Soybean Corner Articles

Indiana Prairie Farmer publishes a column written by Tom Bechman with the help of CCAs for CCAs and their clients. With permission from Prairie Farmer we are posting these Corn and Soybean Corner articles on the CCA website. Many thanks to the authors and the support of Indiana Prairie Farmer.

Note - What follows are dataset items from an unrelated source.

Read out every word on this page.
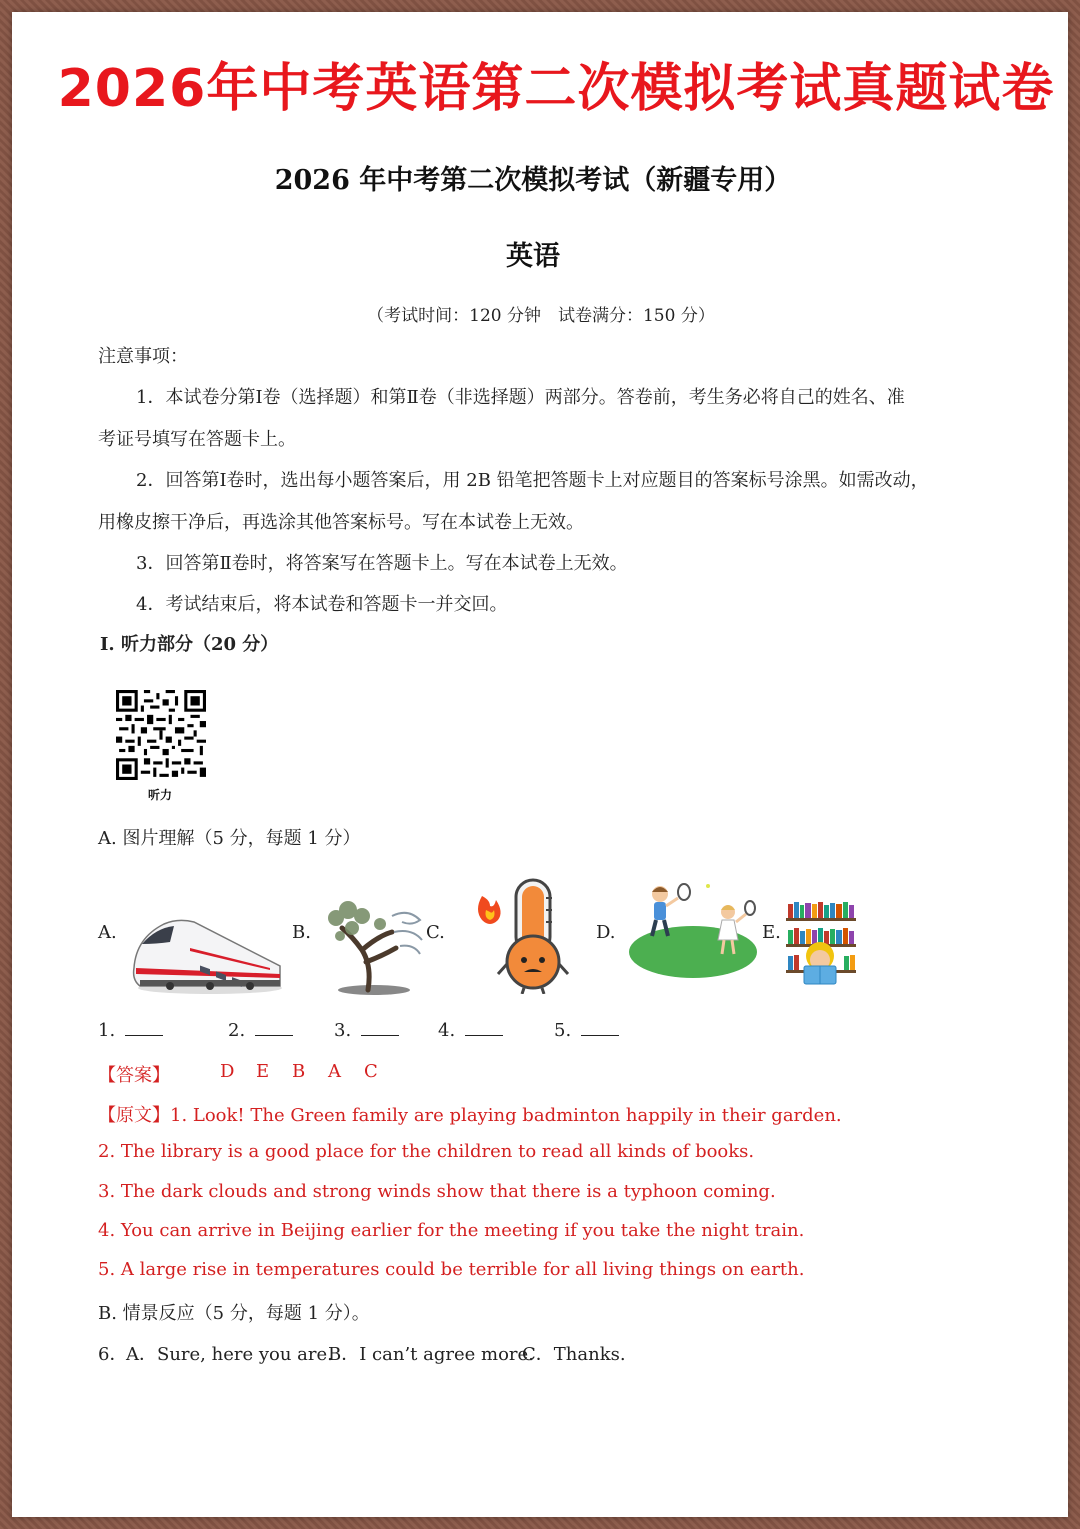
2026年中考英语第二次模拟考试真题试卷
2026 年中考第二次模拟考试（新疆专用）
英语
（考试时间：120 分钟　试卷满分：150 分）
注意事项：
1．本试卷分第Ⅰ卷（选择题）和第Ⅱ卷（非选择题）两部分。答卷前，考生务必将自己的姓名、准
考证号填写在答题卡上。
2．回答第Ⅰ卷时，选出每小题答案后，用 2B 铅笔把答题卡上对应题目的答案标号涂黑。如需改动，
用橡皮擦干净后，再选涂其他答案标号。写在本试卷上无效。
3．回答第Ⅱ卷时，将答案写在答题卡上。写在本试卷上无效。
4．考试结束后，将本试卷和答题卡一并交回。
Ⅰ. 听力部分（20 分）
听力
A. 图片理解（5 分，每题 1 分）
A.	B.	C.	D.	E.
1.	2.	3.	4.	5.
【答案】	D E B A C
【原文】1. Look! The Green family are playing badminton happily in their garden.
2. The library is a good place for the children to read all kinds of books.
3. The dark clouds and strong winds show that there is a typhoon coming.
4. You can arrive in Beijing earlier for the meeting if you take the night train.
5. A large rise in temperatures could be terrible for all living things on earth.
B. 情景反应（5 分，每题 1 分）。
6．
A．Sure, here you are.
B．I can’t agree more.
C．Thanks.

When sulfur could pay for beans

Soybean Corner: Agronomists offer guidance on applying sulfur to soybeans. 
Apr 27, 2020
 
How do I determine if my soybeans would respond to sulfur? If I’ve already planted, can I still apply it? How should I apply?
 
The Indiana certified crop advisers panel answering this question includes Betsy Bower, agronomist with Ceres Solutions, Terre Haute; Jesse Grogan, regional manager at AgReliant Genetics LLC, Lafayette; and Stan Miles, agronomist with A&L Great Lakes Laboratories, Fort Wayne.
 
Bower: Shaun Casteel at Purdue University found sandy or low-organic-matter silt loams can respond to sulfur. Gauge response by applying strips of sulfur. Apply granular AMS, not spray-grade AMS. If you’ve already applied preplant fertilizer, spread 100 pounds per acre of AMS in two or three strips. Mark strips and check yield.
 
You could also apply a liquid like ammonium thiosulfate. Apply enough to get around 7 to 11 pounds of immediately available sulfur. If mixing with preplant soil residual herbicides, do a jar test first.
 
Casteel suggests the operative need is 10 pounds per acre of actual sulfur, preferably immediately available early in the season. The most consistent response is when sulfur is applied two weeks before to two to three weeks after planting.
 
If you’ve already planted, take a tissue test to determine need. If needed, apply AMS, K-Mag plus urea, or Sul4R-Plus to provide at least 10 pounds of actual sulfur per acre.
 
Most foliar sulfur products don’t pack a big punch of sulfur. Foliar applications of ATS would significantly burn leaf tissue. More slowly available forms include gypsum and 90% S. Gypsum needs rainfall to release sulfur. The S in 90% S isn’t plant-available and requires microbes and soil temperatures of 75 degrees F or above. Apply in the fall.
 
Grogan: Soybeans are more likely to respond in deficient soils, usually low-organic-matter soils such as coarse sands or tight clays. Sulfur deficiencies also occur in cool, early-season weather and poorly drained fields. A standard soil testing program would determine sulfur needs.
 
Preplant ammonium sulfate at 24 pounds of actual sulfur in early spring has been effective for some. Preplant liquid products are available for fertigation or sidedress. Correction of sulfur deficiency requires higher rates of sulfur than usually found in liquid postemergence products.
 
Sulfur applied after planting in the V4 to R3 growth stage can be a benefit. Application rates of 1 to 2 quarts per acre usually contain 0.5 pound sulfur per acre or less. This level has some effect as a rescue but isn’t as productive as preplant applications.
 
Miles: A 70-bushel-per-acre soybean crop needs about 25 to 30 pounds of sulfur. It’s taken up as sulfate, and any fertilizers that are added should be in the sulfate form to be utilized by the current crop. Other forms may be used but will likely benefit subsequent crop years, not current crop needs.
 
Very little sulfur today is received through atmospheric deposition. Crop requirements must be met by decomposition of soil organic matter and application of sulfur. Ammonium sulfate has become a popular fertilizer source in soybeans, but other choices are available.
 
Common rates would likely fall in the range of 15 to 20 pounds per acre, with a targeted application window of two weeks prior to planting through the R1 growth stage.
 
Work done by Shaun Casteel at Purdue suggests that early-planted soybeans in fields with lower levels of soil organic matter may offer the highest likelihood of a sulfur fertilizer response.